(Photo by Associated Press)
It’s kind of been taken for granted by Mariners’ fans that their woes are centered around offense. Figure out a way to score runs, and the wins would follow.
I don’t need to go back over the woeful history of the Mariners’ offensive troubles last year, and how for much of this season, it looked they were headed for numbers that were every bit as bad. And yet, on the strength of their stalwart pitching, the Mariners still stood at .500 (43-43) as late as July 5, when they were just 2 1/2 games out of first place. That surprising run of contention was built around the fact that the Mariners could count on a well-pitched game virtually every night out from their starting rotation of Felix Hernandez, Michael Pineda, Doug Fister, Erik Bedard and Jason Vargas.
Something kind of interesting has happened since then, however. The Mariners’ pitching began to struggle in July, which coupled with an absolutely miserable offensive month (72 runs and a .574 OPS in 26 games) led to a 17-game losing streak and a 6-20 record.
The hitting, meanwhile, perked up considerably in August, but the pitching didn’t. The Mariners, dead last in the American League in most offensive categories all year, including scoring, actually entered the realm of respectability. After scoring 84 runs in May, 84 in June and, as mentioned, 72 in July, they shot up to 121 runs in August. And their August OPS was over .700 for the first time all year at .736. It’s not exactly the 1927 Yankees, but at least it doesn’t have to be prefaced by the phrase “historically bad,” as had been the case.
That improvement was accomplished largely through an infusion of rookies, most notably Dustin Ackley, Mike Carp and Kyle Seager, with contributions from Casper Wells and Trayvon Robinson before recent struggles.
The pitching decline, meanwhile, has come as the staff got younger as well after the trades of Bedard and Fister.
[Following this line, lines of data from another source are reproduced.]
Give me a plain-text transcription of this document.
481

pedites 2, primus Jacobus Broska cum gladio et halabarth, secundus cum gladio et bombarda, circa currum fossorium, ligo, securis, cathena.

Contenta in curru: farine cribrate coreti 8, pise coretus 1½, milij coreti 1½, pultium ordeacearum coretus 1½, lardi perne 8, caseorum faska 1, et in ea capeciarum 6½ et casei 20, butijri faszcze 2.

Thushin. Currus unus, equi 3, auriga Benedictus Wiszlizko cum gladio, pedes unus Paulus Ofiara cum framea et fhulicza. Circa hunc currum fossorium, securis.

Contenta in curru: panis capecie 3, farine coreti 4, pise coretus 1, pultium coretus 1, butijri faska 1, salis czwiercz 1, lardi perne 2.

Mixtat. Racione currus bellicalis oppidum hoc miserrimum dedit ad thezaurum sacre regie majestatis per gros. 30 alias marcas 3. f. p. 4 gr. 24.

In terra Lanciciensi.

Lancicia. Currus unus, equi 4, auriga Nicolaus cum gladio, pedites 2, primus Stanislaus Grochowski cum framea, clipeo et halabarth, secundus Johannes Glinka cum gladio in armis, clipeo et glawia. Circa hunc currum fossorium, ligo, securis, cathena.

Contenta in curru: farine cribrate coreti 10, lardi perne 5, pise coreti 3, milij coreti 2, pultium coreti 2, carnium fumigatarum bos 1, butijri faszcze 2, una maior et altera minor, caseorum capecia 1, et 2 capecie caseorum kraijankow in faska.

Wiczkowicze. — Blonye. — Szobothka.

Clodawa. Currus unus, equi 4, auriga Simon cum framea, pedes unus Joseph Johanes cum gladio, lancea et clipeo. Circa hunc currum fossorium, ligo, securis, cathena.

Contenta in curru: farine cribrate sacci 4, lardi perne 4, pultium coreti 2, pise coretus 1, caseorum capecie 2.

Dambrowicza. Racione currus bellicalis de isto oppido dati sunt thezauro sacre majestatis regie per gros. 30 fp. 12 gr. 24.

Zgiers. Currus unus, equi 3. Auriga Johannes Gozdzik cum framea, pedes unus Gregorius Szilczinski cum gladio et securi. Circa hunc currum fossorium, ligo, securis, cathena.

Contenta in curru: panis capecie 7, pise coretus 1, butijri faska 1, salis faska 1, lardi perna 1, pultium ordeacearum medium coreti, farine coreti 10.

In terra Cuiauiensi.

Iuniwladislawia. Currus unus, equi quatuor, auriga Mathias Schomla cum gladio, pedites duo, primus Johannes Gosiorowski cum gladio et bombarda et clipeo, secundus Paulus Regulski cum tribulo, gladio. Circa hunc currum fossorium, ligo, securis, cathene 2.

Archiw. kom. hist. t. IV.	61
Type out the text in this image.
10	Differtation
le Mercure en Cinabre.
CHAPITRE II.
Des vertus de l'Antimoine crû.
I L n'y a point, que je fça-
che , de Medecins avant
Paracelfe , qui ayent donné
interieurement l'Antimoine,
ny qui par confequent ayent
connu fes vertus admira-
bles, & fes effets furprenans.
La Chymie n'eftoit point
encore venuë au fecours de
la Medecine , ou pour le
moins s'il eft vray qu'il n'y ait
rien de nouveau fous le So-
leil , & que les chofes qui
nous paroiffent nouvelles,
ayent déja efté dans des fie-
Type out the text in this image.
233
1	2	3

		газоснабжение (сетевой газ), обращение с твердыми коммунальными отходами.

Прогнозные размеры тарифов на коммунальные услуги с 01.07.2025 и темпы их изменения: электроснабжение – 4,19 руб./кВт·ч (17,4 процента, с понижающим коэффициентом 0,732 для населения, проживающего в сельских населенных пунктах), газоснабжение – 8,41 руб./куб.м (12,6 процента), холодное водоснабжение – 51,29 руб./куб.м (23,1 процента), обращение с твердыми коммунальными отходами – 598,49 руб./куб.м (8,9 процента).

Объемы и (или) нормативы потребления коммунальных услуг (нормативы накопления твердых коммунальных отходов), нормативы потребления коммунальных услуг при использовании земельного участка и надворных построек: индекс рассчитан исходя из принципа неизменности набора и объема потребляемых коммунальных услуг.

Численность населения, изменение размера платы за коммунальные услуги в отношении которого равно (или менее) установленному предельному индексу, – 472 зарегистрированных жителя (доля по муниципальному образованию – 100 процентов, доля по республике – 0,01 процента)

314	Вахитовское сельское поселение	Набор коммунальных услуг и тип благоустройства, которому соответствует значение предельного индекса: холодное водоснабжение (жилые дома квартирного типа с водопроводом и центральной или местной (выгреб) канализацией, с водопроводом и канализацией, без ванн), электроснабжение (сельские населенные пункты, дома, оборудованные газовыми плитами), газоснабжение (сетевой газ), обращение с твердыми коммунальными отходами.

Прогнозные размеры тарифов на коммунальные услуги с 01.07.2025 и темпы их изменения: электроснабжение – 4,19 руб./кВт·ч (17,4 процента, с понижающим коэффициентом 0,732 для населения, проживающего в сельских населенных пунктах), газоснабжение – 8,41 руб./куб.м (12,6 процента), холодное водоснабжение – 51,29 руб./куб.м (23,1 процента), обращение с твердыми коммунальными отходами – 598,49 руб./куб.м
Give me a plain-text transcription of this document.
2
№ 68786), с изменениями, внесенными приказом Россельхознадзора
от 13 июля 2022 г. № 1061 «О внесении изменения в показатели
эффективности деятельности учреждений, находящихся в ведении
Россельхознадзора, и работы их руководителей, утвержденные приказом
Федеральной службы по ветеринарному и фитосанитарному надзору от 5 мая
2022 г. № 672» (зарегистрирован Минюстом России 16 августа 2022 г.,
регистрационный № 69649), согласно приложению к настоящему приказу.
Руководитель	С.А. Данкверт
But the fade, as mentioned, started earlier than that. The Mariners got sensational pitching in both May and June, ranking first in the AL in both months with ERAs of 2.98 and 2.82. But in July, their team ERA shot up to 4.66 (13th in the AL) and rose even more in August to 4.85 (12th in the AL).
Obviously, we’ve seen the replacements for Fister and Bedard have their ups and downs. Charlie Furbush, Blake Beavan and Anthony Vasquez have combined to make 14 starts since Aug. 1, with a cumulative 6.20 ERA. Michael Pineda seemed to hit the wall in July, putting up a 6.75 ERA in the month, followed by 4.70 in August — this after putting up stellar months of 2.01 (April), 2.81 (May) and 3.03 (June). Vargas, after a strong first half, has struggled mightily the past two months. He had a 5.09 ERA in July and 6.07 in August, going a combined 2-7. Bedard, one of the best pitchers in baseball in May and June, was injured throughout July and made only one start. Only Felix Hernandez remained consistent in July and August. His ERAs by month are 3.32 (April), 3.07 (May), 3.65 (June), 3.50 (July), and 2.84 (August), with a complete-game win to start September.
As the starters struggled, the number of innings required by the bullpen rose, and so did their ERA. Here are the month-by-month numbers of Mariners starters and relievers, with the team’s record in parentheses:
Starters: 28 games, 169 innings, 3.78 ERA
Relievers: 26 games, 75 innings, 4.32 ERA
Starters: 26 games, 175 1/3 innings, 2.93 ERA
Relievers: 25 games, 67 innings, 2.55 ERA
Starters: 27 games, 191 1/3 innings, 3.01 ERA
Relievers: 24 games, 47 innings, 2.87 ERA
Starters: 26 games, 163 innings, 4.64 ERA
Relievers: 23 games: 64 2/3 innings, 4.73 ERA
Starters: 28 games, 169 1/3 innings, 5.10 ERA
Relievers: 25 games, 75 2/3 innings, 4.28 ERA
Note that the Mariners have been using four rookies out of the bullpen — Tom Wilhelmsen, Josh Lueke, Dan Cortes and Chance Ruffin, with predictably mixed results.
As is the case with the offense, the Mariners are using the final half of this season to try to evaluate young players and decide whether or not they are keepers. With Fister and Bedard gone, Vargas fading and Pineda under increasingly tight wraps, it’s far from the stable and productive rotation we saw in the first half. The bullpen, too, is more erratic than it was in the first half when David Pauley (also gone) and Jamey Wright were extremely effective in setup roles. Wilhelmsen has emerged, but the other youngsters have been up and down.
The Mariners can still count on a solidly pitched game whenever Felix Hernandez takes the mound. But for the past two months, not much else has been guaranteed.